Interviene, poi, Donato, rappresentante della Banca d’Italia, il quale chiarisce che il punto di vista della banca è quello di vendere il palazzo, dopo un percorso di rivitalizzazione con il restauro della facciata, perché si rende necessario dopo 12 anni di chiusura che la struttura trovi una sua nuova vita. Quale migliore occasione di questa? Anche opportunità di lavoro per gruppi di giovani per un anno.
Roberto Pantè, creative director, parla di una importante occasione per diffondere la conoscenza di un Dali meno noto al pubblico. L’attività didattica è un elemento aggiunto di valore: lavoreranno gli alunni delle scuole in un grande laboratorio. Carminati conclude dicendo che la produzione dei bambini verrà portata alla biennale di Venezia.
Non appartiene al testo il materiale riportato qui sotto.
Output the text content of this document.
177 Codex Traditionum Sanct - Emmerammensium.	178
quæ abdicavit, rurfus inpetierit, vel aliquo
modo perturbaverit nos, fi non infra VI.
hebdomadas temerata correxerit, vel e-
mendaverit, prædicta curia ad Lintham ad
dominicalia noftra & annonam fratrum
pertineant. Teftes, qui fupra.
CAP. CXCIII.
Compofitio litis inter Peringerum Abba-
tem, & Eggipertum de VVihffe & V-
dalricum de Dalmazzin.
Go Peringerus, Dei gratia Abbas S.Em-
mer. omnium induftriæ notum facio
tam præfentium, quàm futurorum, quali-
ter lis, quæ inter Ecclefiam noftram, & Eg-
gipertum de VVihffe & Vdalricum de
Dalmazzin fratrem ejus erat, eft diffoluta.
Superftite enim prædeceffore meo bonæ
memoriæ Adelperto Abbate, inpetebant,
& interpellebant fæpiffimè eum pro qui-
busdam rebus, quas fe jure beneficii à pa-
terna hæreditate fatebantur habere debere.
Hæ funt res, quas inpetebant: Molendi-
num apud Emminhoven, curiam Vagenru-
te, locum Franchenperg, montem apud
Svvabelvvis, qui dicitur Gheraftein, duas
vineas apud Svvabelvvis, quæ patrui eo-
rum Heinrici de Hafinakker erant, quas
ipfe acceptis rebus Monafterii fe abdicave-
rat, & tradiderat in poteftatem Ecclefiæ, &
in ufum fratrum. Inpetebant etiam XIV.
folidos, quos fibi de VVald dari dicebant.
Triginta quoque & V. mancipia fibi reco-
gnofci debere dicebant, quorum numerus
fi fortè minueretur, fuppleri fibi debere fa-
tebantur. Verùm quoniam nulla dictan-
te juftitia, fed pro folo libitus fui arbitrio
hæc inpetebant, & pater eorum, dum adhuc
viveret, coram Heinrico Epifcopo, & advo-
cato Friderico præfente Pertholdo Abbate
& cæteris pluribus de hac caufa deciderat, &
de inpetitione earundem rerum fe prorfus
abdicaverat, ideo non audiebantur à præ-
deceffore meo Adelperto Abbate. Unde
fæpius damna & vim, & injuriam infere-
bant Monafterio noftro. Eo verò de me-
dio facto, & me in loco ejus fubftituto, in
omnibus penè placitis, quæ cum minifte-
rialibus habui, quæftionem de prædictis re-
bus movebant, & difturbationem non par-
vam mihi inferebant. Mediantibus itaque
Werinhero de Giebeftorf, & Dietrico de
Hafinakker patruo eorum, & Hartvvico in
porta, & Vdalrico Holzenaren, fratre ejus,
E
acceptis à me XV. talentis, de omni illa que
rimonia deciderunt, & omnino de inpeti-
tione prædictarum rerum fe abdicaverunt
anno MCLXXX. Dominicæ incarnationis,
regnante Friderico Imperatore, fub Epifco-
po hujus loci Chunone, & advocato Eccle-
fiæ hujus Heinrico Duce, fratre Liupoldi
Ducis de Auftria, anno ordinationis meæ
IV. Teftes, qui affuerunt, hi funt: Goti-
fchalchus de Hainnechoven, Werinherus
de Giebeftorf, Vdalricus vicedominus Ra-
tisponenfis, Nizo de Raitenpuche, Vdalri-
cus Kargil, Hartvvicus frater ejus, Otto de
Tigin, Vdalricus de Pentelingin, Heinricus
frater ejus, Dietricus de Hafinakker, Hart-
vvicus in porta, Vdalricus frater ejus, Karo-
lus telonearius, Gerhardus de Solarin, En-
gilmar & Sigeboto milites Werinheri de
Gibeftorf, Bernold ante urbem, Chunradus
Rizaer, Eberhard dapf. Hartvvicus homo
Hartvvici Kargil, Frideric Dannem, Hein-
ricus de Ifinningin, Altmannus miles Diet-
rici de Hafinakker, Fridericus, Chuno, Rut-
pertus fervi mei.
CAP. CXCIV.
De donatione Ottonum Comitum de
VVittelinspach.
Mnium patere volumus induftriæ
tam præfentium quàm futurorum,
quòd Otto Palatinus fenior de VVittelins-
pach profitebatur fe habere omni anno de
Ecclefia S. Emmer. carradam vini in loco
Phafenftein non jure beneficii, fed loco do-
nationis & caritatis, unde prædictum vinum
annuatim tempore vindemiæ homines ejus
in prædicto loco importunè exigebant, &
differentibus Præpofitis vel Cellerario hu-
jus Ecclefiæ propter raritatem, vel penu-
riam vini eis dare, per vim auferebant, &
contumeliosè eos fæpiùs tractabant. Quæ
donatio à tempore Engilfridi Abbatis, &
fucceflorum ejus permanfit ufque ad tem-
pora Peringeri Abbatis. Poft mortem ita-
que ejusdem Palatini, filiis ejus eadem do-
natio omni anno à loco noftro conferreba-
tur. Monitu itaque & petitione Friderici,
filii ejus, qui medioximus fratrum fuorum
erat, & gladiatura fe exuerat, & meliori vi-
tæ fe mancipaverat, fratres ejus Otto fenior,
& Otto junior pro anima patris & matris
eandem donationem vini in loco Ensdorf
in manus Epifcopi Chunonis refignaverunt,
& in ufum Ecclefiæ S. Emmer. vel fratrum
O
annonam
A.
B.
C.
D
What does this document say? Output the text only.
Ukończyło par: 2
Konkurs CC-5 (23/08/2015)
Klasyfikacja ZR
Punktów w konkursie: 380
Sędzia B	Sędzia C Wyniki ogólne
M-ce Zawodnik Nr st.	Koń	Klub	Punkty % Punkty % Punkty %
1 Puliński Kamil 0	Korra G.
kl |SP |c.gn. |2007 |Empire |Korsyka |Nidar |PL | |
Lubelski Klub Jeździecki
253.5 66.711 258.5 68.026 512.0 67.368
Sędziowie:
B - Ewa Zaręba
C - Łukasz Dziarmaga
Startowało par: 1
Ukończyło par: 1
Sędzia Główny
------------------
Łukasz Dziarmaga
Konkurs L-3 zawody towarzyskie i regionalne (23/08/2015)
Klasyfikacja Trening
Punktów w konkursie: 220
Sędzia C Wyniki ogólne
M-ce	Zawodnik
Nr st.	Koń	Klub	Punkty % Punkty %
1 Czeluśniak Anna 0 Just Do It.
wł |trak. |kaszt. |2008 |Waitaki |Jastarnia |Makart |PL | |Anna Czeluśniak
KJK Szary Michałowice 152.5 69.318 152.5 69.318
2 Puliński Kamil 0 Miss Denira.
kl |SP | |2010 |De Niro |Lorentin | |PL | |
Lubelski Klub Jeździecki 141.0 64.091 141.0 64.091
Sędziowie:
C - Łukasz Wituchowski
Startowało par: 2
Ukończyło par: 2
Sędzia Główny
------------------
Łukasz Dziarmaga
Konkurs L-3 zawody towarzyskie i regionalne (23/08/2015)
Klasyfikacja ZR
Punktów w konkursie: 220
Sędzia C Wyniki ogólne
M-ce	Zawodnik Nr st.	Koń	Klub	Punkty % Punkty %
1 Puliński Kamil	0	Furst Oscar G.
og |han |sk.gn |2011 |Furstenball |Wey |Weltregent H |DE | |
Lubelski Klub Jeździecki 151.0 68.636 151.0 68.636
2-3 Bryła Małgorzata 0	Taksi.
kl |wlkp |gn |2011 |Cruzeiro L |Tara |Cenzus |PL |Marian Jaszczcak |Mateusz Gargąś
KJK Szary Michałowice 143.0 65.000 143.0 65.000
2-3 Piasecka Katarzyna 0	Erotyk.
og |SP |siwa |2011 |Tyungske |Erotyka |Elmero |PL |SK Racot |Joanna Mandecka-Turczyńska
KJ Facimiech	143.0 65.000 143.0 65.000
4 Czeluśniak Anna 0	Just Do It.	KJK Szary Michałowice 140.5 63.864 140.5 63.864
Interessante il legame tra Galileo, la scienza e l’arte nell’intervento di Alessandro Marchini, Direttore dell’Osservatorio Astronomico dell’Università di Siena: “Mentre passeggiamo nelle sale che ospitano le opere di Salvador Dali, possiamo ancora sentire l’eco dei passi di Galileo. Attraverso un continuum spazio-temporale, il Palazzo delle Papesse oggi unisce due tra i più grandi geni dell’umanità, dell’Arte e della Scienza.”
Concludiamo con un breve pensiero: ognuno è libero di alzare il sopracciglio di fronte ai multipli o copie, come vogliamo chiamare le opere esposte, ma vedere il Palazzo delle Papesse aperto con un progetto definito, in cui ci sembra chiaro quanto si va a vedere, fa sperare in un futuro che non escluda la ripresa di un’attività artistica anche con fondi regionali, privati e di altri enti pubblici. Sognare non costa niente. Per ora godiamoci l’apertura di una porta troppo a lungo rimasta chiusa.